Les samouraïs avaient une longue histoire d'écrasement des classes inférieures et la principale motivation de leurs rébellions était de conserver leur pouvoir et leur richesse. Le film ne montre rien de cette horrible histoire, la cachant derrière l'honneur du samouraï.

Une représentation des troupes de samouraïs en 1864, plus de dix ans avant la rébellion de Satsuma
Une représentation des troupes de samouraïs en 1864, plus de dix ans avant la rébellion de Satsuma

Enfin, la représentation de samouraïs mettant en place tout type de combat avec des armes médiévales est assez absurde. Outre le fait que les Samouraïs ne portaient pas leur armure traditionnelle, ils ne se limitaient pas non plus aux armes traditionnelles.

En fait, l'une des premières actions de la rébellion de Satsuma a été l'attaque d'un stock d'armes et presque tous les samouraïs auraient eu une sorte d'arme à feu, bien qu'il soit fort probable que des épées et des lances étaient encore utilisées comme armes de secours.

Bien que l'inclusion de Ninjas ait été un moment passionnant dans le film, c'était assez irréaliste.
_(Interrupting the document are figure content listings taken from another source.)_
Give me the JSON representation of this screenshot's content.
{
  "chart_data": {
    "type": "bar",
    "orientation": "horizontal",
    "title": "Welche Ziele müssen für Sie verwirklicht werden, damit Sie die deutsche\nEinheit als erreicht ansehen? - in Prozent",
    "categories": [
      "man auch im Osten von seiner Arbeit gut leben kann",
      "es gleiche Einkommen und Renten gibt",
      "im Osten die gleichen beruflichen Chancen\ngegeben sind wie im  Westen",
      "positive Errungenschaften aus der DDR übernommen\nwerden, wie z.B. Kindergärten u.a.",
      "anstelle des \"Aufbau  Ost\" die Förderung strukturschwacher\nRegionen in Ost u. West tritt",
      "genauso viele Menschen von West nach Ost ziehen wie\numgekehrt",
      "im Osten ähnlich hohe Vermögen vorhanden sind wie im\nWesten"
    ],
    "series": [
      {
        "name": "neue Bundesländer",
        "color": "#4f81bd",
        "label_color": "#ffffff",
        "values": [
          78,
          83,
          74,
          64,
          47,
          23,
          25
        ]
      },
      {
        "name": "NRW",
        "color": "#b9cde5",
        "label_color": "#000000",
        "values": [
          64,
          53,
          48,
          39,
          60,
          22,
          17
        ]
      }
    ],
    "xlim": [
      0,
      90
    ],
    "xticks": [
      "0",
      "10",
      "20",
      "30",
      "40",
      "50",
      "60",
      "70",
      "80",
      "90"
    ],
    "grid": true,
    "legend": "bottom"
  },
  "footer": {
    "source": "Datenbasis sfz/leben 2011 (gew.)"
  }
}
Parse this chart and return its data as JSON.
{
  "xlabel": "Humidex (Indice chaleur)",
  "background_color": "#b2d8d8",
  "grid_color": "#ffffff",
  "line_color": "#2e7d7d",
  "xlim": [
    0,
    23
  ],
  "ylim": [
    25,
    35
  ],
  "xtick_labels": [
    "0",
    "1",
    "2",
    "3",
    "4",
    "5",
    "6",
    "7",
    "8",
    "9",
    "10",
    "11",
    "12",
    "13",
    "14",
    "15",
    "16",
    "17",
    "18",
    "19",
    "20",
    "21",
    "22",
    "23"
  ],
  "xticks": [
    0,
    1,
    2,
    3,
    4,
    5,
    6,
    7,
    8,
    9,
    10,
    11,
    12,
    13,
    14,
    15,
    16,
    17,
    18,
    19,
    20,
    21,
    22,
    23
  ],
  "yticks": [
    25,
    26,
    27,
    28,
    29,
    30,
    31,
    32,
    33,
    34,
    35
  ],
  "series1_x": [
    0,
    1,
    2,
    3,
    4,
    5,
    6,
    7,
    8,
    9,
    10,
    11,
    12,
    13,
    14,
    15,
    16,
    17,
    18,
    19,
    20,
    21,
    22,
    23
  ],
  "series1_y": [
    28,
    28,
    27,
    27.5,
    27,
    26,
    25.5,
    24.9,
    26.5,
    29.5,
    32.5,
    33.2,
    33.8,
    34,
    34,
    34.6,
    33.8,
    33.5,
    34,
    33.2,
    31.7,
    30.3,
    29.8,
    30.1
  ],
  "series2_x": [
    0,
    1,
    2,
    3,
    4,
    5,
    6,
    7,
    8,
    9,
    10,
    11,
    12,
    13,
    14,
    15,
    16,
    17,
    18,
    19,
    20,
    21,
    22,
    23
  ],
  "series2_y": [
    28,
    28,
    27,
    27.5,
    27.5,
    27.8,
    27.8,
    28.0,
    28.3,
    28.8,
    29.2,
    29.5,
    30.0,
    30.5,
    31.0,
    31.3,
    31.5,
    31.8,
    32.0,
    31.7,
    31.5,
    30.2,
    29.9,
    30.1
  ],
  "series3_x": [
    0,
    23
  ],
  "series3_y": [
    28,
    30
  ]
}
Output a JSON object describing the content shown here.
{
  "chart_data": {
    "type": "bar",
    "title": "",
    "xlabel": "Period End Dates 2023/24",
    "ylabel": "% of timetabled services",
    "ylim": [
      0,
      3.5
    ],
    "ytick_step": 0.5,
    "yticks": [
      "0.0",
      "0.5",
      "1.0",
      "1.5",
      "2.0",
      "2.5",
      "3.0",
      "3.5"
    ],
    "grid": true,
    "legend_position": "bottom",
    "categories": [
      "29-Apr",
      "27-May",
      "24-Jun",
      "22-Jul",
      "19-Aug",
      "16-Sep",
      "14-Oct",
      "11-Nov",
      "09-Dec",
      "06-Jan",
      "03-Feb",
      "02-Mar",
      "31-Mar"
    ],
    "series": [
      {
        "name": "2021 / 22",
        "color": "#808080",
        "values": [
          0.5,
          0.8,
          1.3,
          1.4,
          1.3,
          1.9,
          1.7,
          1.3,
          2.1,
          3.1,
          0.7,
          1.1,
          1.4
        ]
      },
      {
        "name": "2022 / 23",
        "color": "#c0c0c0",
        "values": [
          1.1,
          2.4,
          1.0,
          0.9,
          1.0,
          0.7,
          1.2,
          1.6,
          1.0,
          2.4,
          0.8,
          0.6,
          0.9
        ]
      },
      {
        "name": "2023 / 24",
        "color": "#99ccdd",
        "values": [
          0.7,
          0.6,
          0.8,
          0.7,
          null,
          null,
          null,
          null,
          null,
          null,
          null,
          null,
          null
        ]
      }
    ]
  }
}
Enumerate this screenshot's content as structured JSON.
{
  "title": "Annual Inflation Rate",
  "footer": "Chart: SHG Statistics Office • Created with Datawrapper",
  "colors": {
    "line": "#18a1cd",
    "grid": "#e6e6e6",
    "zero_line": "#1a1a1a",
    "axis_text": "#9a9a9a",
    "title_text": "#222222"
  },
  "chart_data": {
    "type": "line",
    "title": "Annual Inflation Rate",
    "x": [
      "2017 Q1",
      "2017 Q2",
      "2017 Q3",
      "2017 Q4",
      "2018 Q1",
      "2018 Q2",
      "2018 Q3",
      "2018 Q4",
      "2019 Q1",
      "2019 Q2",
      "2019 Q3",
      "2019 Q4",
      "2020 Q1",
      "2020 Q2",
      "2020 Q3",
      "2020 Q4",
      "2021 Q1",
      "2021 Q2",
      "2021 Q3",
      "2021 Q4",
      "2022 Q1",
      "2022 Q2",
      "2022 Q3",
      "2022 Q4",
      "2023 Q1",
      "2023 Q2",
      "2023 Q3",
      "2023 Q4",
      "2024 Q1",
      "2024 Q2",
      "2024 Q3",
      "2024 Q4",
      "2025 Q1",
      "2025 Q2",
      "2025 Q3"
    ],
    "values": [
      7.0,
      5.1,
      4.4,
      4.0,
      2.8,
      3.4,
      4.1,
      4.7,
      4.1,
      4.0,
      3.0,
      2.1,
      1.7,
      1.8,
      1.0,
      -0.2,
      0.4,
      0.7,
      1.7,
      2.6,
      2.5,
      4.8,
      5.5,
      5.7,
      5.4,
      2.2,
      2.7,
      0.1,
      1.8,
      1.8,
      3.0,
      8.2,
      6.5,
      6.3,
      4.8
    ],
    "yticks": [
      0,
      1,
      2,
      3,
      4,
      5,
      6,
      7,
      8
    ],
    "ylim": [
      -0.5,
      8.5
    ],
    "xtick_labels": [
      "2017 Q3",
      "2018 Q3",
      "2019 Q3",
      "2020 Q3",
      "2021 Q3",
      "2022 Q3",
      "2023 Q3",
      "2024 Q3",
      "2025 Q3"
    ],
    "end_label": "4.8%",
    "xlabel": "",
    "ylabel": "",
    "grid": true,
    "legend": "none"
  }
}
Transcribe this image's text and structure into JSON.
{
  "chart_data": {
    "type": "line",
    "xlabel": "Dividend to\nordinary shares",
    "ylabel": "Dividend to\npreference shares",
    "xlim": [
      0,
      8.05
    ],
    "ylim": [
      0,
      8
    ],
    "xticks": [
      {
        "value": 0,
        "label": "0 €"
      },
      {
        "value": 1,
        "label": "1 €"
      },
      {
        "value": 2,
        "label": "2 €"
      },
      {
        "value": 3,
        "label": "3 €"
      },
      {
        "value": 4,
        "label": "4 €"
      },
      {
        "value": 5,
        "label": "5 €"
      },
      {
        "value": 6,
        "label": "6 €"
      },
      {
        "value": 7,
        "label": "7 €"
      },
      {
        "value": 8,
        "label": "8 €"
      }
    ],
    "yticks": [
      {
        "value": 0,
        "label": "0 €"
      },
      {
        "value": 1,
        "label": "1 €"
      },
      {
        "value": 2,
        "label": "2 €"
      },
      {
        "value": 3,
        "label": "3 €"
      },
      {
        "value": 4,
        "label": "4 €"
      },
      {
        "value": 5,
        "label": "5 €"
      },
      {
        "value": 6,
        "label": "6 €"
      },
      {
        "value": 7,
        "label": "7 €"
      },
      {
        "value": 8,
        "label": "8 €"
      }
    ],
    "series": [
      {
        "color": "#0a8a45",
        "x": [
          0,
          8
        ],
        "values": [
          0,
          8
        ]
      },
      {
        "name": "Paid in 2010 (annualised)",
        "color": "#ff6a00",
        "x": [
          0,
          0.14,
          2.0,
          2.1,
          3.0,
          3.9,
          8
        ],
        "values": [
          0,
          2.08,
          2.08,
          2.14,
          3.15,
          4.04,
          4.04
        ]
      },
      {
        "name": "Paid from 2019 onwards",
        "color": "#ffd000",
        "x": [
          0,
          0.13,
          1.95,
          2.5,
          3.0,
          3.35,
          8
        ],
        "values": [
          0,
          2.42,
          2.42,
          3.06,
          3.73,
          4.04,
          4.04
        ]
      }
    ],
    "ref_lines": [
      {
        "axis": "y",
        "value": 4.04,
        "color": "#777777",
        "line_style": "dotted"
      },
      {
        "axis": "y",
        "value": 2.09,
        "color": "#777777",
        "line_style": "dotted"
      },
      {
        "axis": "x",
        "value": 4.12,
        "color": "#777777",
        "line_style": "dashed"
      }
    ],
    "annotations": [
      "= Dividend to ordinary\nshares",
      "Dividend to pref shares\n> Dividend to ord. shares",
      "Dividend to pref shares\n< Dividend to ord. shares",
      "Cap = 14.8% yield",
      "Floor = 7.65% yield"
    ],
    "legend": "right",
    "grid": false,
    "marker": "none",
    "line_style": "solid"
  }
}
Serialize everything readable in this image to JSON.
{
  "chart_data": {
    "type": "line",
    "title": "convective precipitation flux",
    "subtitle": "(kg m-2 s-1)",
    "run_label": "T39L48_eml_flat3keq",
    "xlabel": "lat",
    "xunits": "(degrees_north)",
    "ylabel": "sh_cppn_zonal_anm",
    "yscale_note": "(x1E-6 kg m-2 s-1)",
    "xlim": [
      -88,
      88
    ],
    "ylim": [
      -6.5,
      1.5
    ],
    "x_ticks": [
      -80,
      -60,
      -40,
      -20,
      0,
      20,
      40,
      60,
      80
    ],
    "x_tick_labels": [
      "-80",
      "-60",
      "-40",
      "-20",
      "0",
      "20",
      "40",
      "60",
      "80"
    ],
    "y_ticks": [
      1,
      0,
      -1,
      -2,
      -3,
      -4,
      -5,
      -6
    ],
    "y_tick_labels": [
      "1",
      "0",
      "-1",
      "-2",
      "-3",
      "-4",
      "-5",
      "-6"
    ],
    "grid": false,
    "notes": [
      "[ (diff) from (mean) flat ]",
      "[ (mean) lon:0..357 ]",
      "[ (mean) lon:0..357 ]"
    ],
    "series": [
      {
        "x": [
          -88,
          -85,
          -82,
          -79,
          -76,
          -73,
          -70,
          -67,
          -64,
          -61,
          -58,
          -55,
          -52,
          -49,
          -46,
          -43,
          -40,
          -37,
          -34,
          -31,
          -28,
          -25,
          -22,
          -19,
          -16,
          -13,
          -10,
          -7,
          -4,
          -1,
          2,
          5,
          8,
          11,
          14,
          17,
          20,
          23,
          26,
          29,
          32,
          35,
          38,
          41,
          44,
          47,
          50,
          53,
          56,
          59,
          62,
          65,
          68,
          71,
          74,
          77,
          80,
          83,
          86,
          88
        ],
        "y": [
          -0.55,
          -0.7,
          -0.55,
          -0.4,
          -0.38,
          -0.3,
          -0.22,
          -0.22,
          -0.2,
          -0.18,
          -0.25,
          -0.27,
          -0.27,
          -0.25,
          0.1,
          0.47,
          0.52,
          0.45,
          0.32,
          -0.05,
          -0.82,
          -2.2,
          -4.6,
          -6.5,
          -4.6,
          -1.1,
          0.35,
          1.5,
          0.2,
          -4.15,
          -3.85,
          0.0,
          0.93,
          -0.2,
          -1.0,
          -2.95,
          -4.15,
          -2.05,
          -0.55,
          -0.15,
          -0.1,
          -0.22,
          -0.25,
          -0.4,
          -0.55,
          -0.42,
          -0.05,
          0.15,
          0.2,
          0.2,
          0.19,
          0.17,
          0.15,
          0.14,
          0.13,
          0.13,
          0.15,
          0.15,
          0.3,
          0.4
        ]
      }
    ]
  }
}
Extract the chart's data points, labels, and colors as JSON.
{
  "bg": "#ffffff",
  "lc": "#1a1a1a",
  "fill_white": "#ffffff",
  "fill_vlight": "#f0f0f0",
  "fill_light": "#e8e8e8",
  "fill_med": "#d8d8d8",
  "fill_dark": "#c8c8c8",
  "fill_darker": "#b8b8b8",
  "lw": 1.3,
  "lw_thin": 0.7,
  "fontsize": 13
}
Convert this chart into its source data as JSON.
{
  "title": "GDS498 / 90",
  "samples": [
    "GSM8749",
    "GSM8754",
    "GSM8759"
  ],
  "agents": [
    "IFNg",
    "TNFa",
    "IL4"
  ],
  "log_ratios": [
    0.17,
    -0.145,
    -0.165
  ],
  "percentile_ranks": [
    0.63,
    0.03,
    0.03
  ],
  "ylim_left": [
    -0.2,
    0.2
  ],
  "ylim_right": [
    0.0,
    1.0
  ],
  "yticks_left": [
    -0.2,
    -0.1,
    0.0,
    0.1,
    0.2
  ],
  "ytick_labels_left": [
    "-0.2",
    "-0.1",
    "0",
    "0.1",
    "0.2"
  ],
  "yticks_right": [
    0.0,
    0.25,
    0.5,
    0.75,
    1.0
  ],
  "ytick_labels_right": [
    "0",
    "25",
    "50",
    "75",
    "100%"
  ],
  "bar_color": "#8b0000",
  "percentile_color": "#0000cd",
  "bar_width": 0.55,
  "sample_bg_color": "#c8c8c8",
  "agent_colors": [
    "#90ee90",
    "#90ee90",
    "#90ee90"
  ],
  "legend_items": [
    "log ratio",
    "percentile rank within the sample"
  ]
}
Les Ninja étaient tombés hors d'usage des siècles auparavant et n'auraient en aucun cas été présents. Bien que les griffes de la main et les étoiles lancées soient vraies, l'arsenal du Ninja moyen.

Globalement, The Last Samurai doit être considéré avec la compréhension qu'il s'agit d'une compilation de plusieurs événements et figures de l'histoire japonaise et qu'il a été réalisé pour un public américain. Le spectateur moyen a vu une armure de samouraï et aurait probablement été déçu s'il n'avait pas été vu dans le film.

En ce qui concerne le code de Bushido, Saigo Takamori, qui était la base de Katsumoto, était connu pour être l'un des pratiquants les plus dévoués. Le mélange de l'histoire du film était intentionnel et empêche certains aspects de l'histoire d'être complètement irréalistes.